Chief of Police Stuart Roberts and I at last night’s presentation on child abuse in Pendleton, which included Bryan Clark of Guardian Center (affiliate of the National Children’s Alliance) and Linda Olsen and Joyce Turner from Children’s Protective Services. Olsen, district supervisor for the region noted that one-hundred and eighty-nine children were confirmed for abuse in Umatilla County last year. That is an entire elementary school. An entire graduating class from Hermiston or Pendleton.
Twenty-two children died of abuse in Oregon in 2010. That’s an entire elementary classroom.
We are failing children, Olsen acknowledged.
When state budgets are cut, the easiest cuts to make are to children.
Following the presentation, a woman told me that she had received a message from a young girl who had been placed in foster care. Unaware that the woman knew me, the young girl told her that she just had to read A Silence of Mockingbirds.
“This is the first book I’ve ever read on my own because I wanted to read it,” the teen said.”Not because somebody told me I had too.”
The state calls its agency Children’s Protective Services but its mission is bifurcated: To strength the family while protecting children from substantial risk.
It is designed to fail.
Nationwide eighty percent of all child abuse is perpetuated by biological parents.
That’s right. Their very own flesh and blood.
Yet, Children’s Protective Services is bound by mandate to do everything in its power to strengthen that family.
So when abuse is found, be it neglect, or outright violence, that parent has two years to turn it around before the state even begins to seek to terminate their rights.
Are you shaking your head and asking why?
Here’s why: Money.
If that child is made a ward of the state, the state become financially responsible for that child.

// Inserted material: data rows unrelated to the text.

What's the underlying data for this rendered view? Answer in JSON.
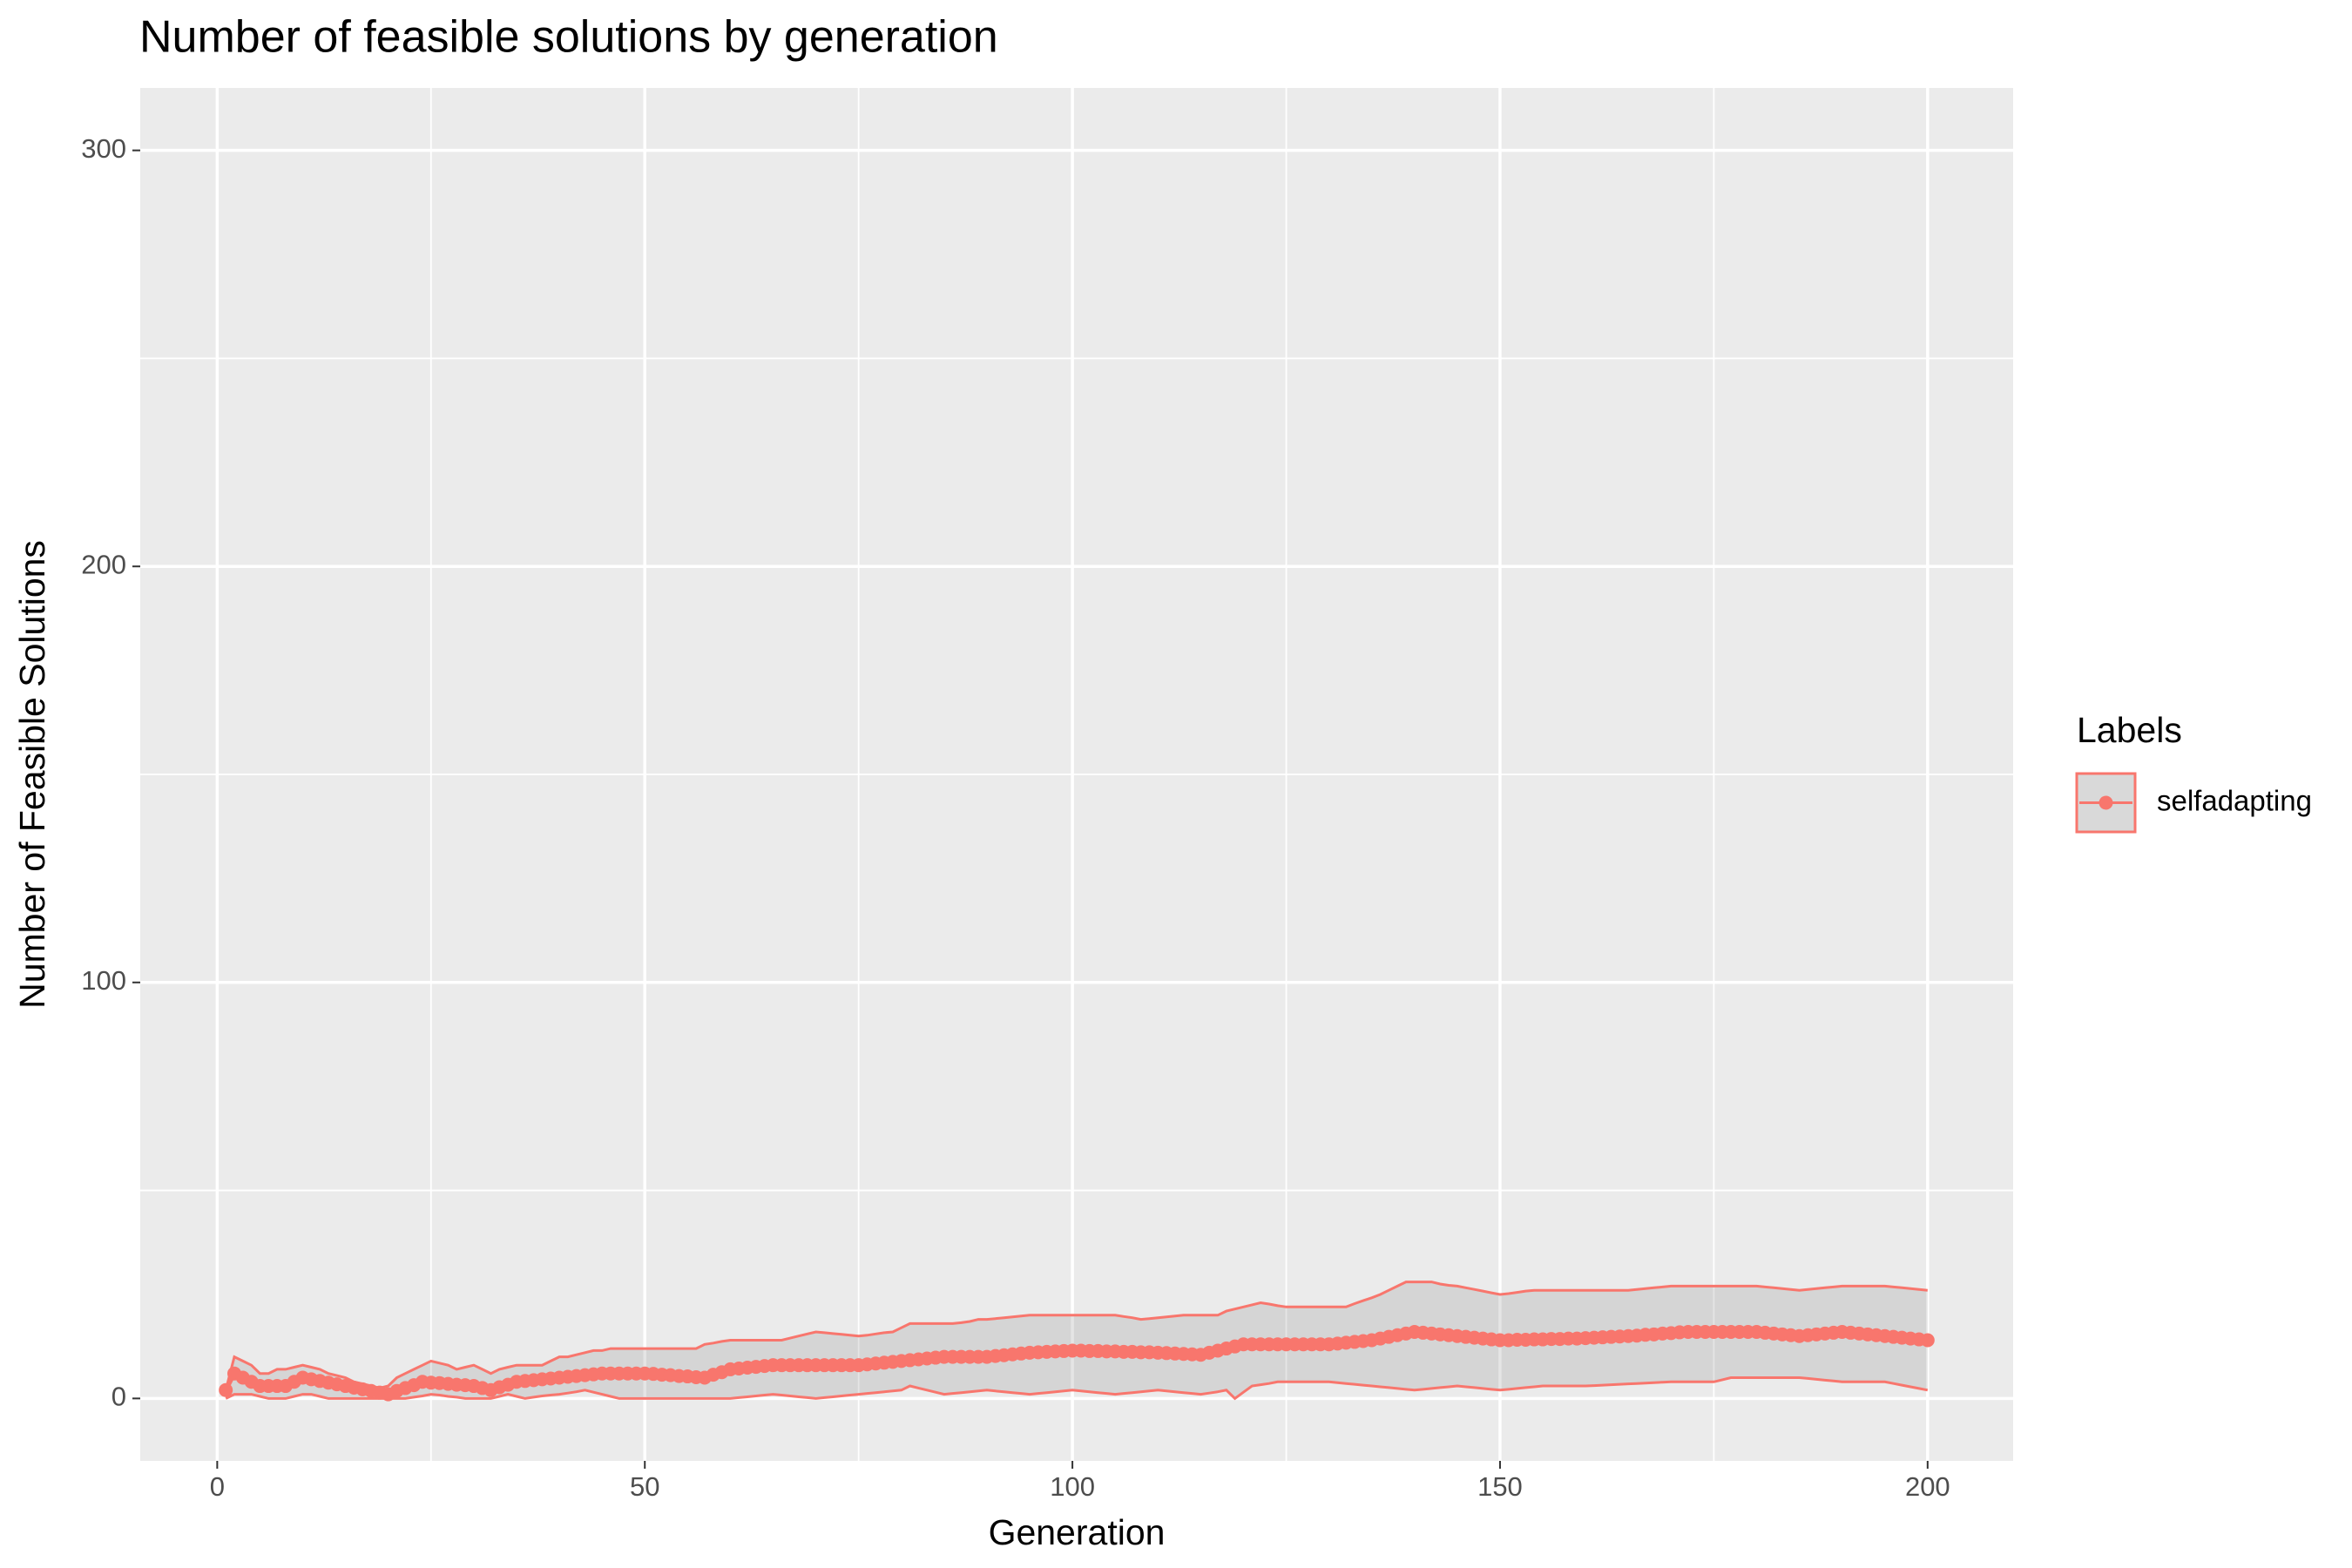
{
  "chart_data": {
    "type": "line",
    "title": "Number of feasible solutions by generation",
    "x_label": "Generation",
    "y_label": "Number of Feasible Solutions",
    "legend_title": "Labels",
    "xlim": [
      -9,
      210
    ],
    "ylim": [
      -15,
      315
    ],
    "xticks": [
      0,
      50,
      100,
      150,
      200
    ],
    "yticks": [
      0,
      100,
      200,
      300
    ],
    "xminor": [
      25,
      75,
      125,
      175
    ],
    "yminor": [
      50,
      150,
      250
    ],
    "grid": true,
    "legend": "right",
    "x": [
      1,
      2,
      3,
      4,
      5,
      6,
      7,
      8,
      9,
      10,
      11,
      12,
      13,
      14,
      15,
      16,
      17,
      18,
      19,
      20,
      21,
      22,
      23,
      24,
      25,
      26,
      27,
      28,
      29,
      30,
      31,
      32,
      33,
      34,
      35,
      36,
      37,
      38,
      39,
      40,
      41,
      42,
      43,
      44,
      45,
      46,
      47,
      48,
      49,
      50,
      51,
      52,
      53,
      54,
      55,
      56,
      57,
      58,
      59,
      60,
      61,
      62,
      63,
      64,
      65,
      66,
      67,
      68,
      69,
      70,
      71,
      72,
      73,
      74,
      75,
      76,
      77,
      78,
      79,
      80,
      81,
      82,
      83,
      84,
      85,
      86,
      87,
      88,
      89,
      90,
      91,
      92,
      93,
      94,
      95,
      96,
      97,
      98,
      99,
      100,
      101,
      102,
      103,
      104,
      105,
      106,
      107,
      108,
      109,
      110,
      111,
      112,
      113,
      114,
      115,
      116,
      117,
      118,
      119,
      120,
      121,
      122,
      123,
      124,
      125,
      126,
      127,
      128,
      129,
      130,
      131,
      132,
      133,
      134,
      135,
      136,
      137,
      138,
      139,
      140,
      141,
      142,
      143,
      144,
      145,
      146,
      147,
      148,
      149,
      150,
      151,
      152,
      153,
      154,
      155,
      156,
      157,
      158,
      159,
      160,
      161,
      162,
      163,
      164,
      165,
      166,
      167,
      168,
      169,
      170,
      171,
      172,
      173,
      174,
      175,
      176,
      177,
      178,
      179,
      180,
      181,
      182,
      183,
      184,
      185,
      186,
      187,
      188,
      189,
      190,
      191,
      192,
      193,
      194,
      195,
      196,
      197,
      198,
      199,
      200
    ],
    "series": [
      {
        "name": "selfadapting",
        "color": "#F8766D",
        "values": [
          2,
          6,
          5,
          4,
          3,
          3,
          3,
          3,
          4,
          5,
          4.6,
          4.2,
          3.8,
          3.4,
          3,
          2.6,
          2.2,
          1.8,
          1.4,
          1,
          1.8,
          2.5,
          3.2,
          4,
          3.8,
          3.7,
          3.5,
          3.3,
          3.2,
          3,
          2.5,
          2,
          2.7,
          3.3,
          4,
          4.2,
          4.4,
          4.6,
          4.8,
          5,
          5.2,
          5.4,
          5.6,
          5.8,
          6,
          6,
          6,
          6,
          6,
          6,
          5.9,
          5.7,
          5.6,
          5.4,
          5.3,
          5.1,
          5,
          5.7,
          6.3,
          7,
          7.2,
          7.4,
          7.6,
          7.8,
          8,
          8,
          8,
          8,
          8,
          8,
          8,
          8,
          8,
          8,
          8,
          8.2,
          8.4,
          8.6,
          8.8,
          9,
          9.2,
          9.4,
          9.6,
          9.8,
          10,
          10,
          10,
          10,
          10,
          10,
          10.2,
          10.4,
          10.6,
          10.8,
          11,
          11.1,
          11.2,
          11.3,
          11.4,
          11.5,
          11.5,
          11.4,
          11.4,
          11.3,
          11.3,
          11.2,
          11.2,
          11.1,
          11.1,
          11,
          10.9,
          10.8,
          10.7,
          10.6,
          10.5,
          11,
          11.5,
          12,
          12.5,
          13,
          13,
          13,
          13,
          13,
          13,
          13,
          13,
          13,
          13,
          13,
          13.2,
          13.4,
          13.6,
          13.8,
          14,
          14.4,
          14.8,
          15.2,
          15.6,
          16,
          15.8,
          15.6,
          15.4,
          15.2,
          15,
          14.8,
          14.6,
          14.4,
          14.2,
          14,
          14,
          14.1,
          14.1,
          14.2,
          14.2,
          14.3,
          14.3,
          14.4,
          14.4,
          14.5,
          14.6,
          14.7,
          14.8,
          14.9,
          15,
          15.1,
          15.3,
          15.4,
          15.6,
          15.7,
          15.9,
          16,
          16,
          16,
          16,
          16,
          16,
          16,
          16,
          16,
          15.8,
          15.6,
          15.4,
          15.2,
          15,
          15.2,
          15.4,
          15.6,
          15.8,
          16,
          15.8,
          15.6,
          15.4,
          15.2,
          15,
          14.8,
          14.6,
          14.4,
          14.2,
          14
        ],
        "ribbon": {
          "upper": [
            2,
            10,
            9,
            8,
            6,
            6,
            7,
            7,
            7.5,
            8,
            7.5,
            7,
            6,
            5.5,
            5,
            4,
            3.5,
            3,
            2.5,
            3,
            5,
            6,
            7,
            8,
            9,
            8.5,
            8,
            7,
            7.5,
            8,
            7,
            6,
            7,
            7.5,
            8,
            8,
            8,
            8,
            9,
            10,
            10,
            10.5,
            11,
            11.5,
            11.5,
            12,
            12,
            12,
            12,
            12,
            12,
            12,
            12,
            12,
            12,
            12,
            13,
            13.3,
            13.7,
            14,
            14,
            14,
            14,
            14,
            14,
            14,
            14.5,
            15,
            15.5,
            16,
            15.8,
            15.6,
            15.4,
            15.2,
            15,
            15.2,
            15.5,
            15.8,
            16,
            17,
            18,
            18,
            18,
            18,
            18,
            18,
            18.2,
            18.5,
            19,
            19,
            19.2,
            19.4,
            19.6,
            19.8,
            20,
            20,
            20,
            20,
            20,
            20,
            20,
            20,
            20,
            20,
            20,
            19.7,
            19.4,
            19,
            19.2,
            19.4,
            19.6,
            19.8,
            20,
            20,
            20,
            20,
            20,
            21,
            21.5,
            22,
            22.5,
            23,
            22.7,
            22.3,
            22,
            22,
            22,
            22,
            22,
            22,
            22,
            22,
            22.8,
            23.5,
            24.2,
            25,
            26,
            27,
            28,
            28,
            28,
            28,
            27.5,
            27.2,
            27,
            26.6,
            26.2,
            25.8,
            25.4,
            25,
            25.2,
            25.5,
            25.8,
            26,
            26,
            26,
            26,
            26,
            26,
            26,
            26,
            26,
            26,
            26,
            26,
            26.2,
            26.4,
            26.6,
            26.8,
            27,
            27,
            27,
            27,
            27,
            27,
            27,
            27,
            27,
            27,
            27,
            26.8,
            26.6,
            26.4,
            26.2,
            26,
            26.2,
            26.4,
            26.6,
            26.8,
            27,
            27,
            27,
            27,
            27,
            27,
            26.8,
            26.6,
            26.4,
            26.2,
            26
          ],
          "lower": [
            0,
            1,
            1,
            1,
            0.5,
            0,
            0,
            0,
            0.5,
            1,
            1,
            0.5,
            0,
            0,
            0,
            0,
            0,
            0,
            0,
            0,
            0,
            0,
            0.3,
            0.6,
            1,
            0.8,
            0.5,
            0.3,
            0,
            0,
            0,
            0,
            0.5,
            1,
            0.5,
            0,
            0.3,
            0.6,
            0.8,
            1,
            1.3,
            1.6,
            2,
            1.5,
            1,
            0.5,
            0,
            0,
            0,
            0,
            0,
            0,
            0,
            0,
            0,
            0,
            0,
            0,
            0,
            0,
            0.2,
            0.4,
            0.6,
            0.8,
            1,
            0.8,
            0.6,
            0.4,
            0.2,
            0,
            0.2,
            0.4,
            0.6,
            0.8,
            1,
            1.2,
            1.4,
            1.6,
            1.8,
            2,
            3,
            2.5,
            2,
            1.5,
            1,
            1.2,
            1.4,
            1.6,
            1.8,
            2,
            1.8,
            1.6,
            1.4,
            1.2,
            1,
            1.2,
            1.4,
            1.6,
            1.8,
            2,
            1.8,
            1.6,
            1.4,
            1.2,
            1,
            1.2,
            1.4,
            1.6,
            1.8,
            2,
            1.8,
            1.6,
            1.4,
            1.2,
            1,
            1.3,
            1.6,
            2,
            0,
            1.5,
            3,
            3.3,
            3.6,
            4,
            4,
            4,
            4,
            4,
            4,
            4,
            3.8,
            3.6,
            3.4,
            3.2,
            3,
            2.8,
            2.6,
            2.4,
            2.2,
            2,
            2.2,
            2.4,
            2.6,
            2.8,
            3,
            2.8,
            2.6,
            2.4,
            2.2,
            2,
            2.2,
            2.4,
            2.6,
            2.8,
            3,
            3,
            3,
            3,
            3,
            3,
            3.1,
            3.2,
            3.3,
            3.4,
            3.5,
            3.6,
            3.7,
            3.8,
            3.9,
            4,
            4,
            4,
            4,
            4,
            4,
            4.5,
            5,
            5,
            5,
            5,
            5,
            5,
            5,
            5,
            5,
            4.8,
            4.6,
            4.4,
            4.2,
            4,
            4,
            4,
            4,
            4,
            4,
            3.6,
            3.2,
            2.8,
            2.4,
            2
          ]
        }
      }
    ]
  }
}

The state would rather pay the lawsuits that result from the abject violent death of a child than to be financially responsible for the number of children who for safety’s sake need to be taken away from their biological parents.
Children are dying because Congress think it’s more important to protect our shores than it is to protect those who live in our neighborhoods.
While we’ve carried on two mind-numbing wars for the past 10 years, losing solider after soldier, four times as many children have died right here in America as a result of child abuse.
Eighty percent of those children were ages 4 and under.
Law enforcement officials who study the trends tell us that crime is down all across this nation — thefts, murders, rapes — all trending down with the exception of Familial violence. It’s trending up.
Listen, I know some of you are reluctant to read a book about a child’s death. You are afraid that it’s gruesome — it’s not. I don’t do gruesome. But it is full of factual information. Perhaps you are like Herb, who bought the book, and then said, “I’m not sure I can read it. It might make me emotional.”
If I write a book about child abuse that doesn’t make you weep, that doesn’t make you angry, that doesn’t make you write every elected official you know demanding that we do better by children, then, buddy, I need to quit writing. (For the record, not one elected official bothered to attend last’s night presentation. Umatilla County voters might want to begin their letters by asking their elected officials why they weren’t there..)
If I write the book about a child’s murder that leaves you apathetic, I have failed miserably at my job as a writer.
I want you to weep.
I want you to get stinking mad.
Most of all I want you to care enough to start raising hell over this issue.
Children in your very own neighborhoods are going to bed praying and pleading with God to rescue them from the nightmare that is their daily existence.
God wants nothing more than to rescue that child, all those children praying for angels to protect them, but in order to do that, God needs our help.
He needs an army of flesh-and-blood foot soldiers, who will not rest until children are safe.
Men and women like Chief of Police Stuart Roberts, like Guardian Center Director Bryan Clark, people who are single-minded in their purpose of protecting children.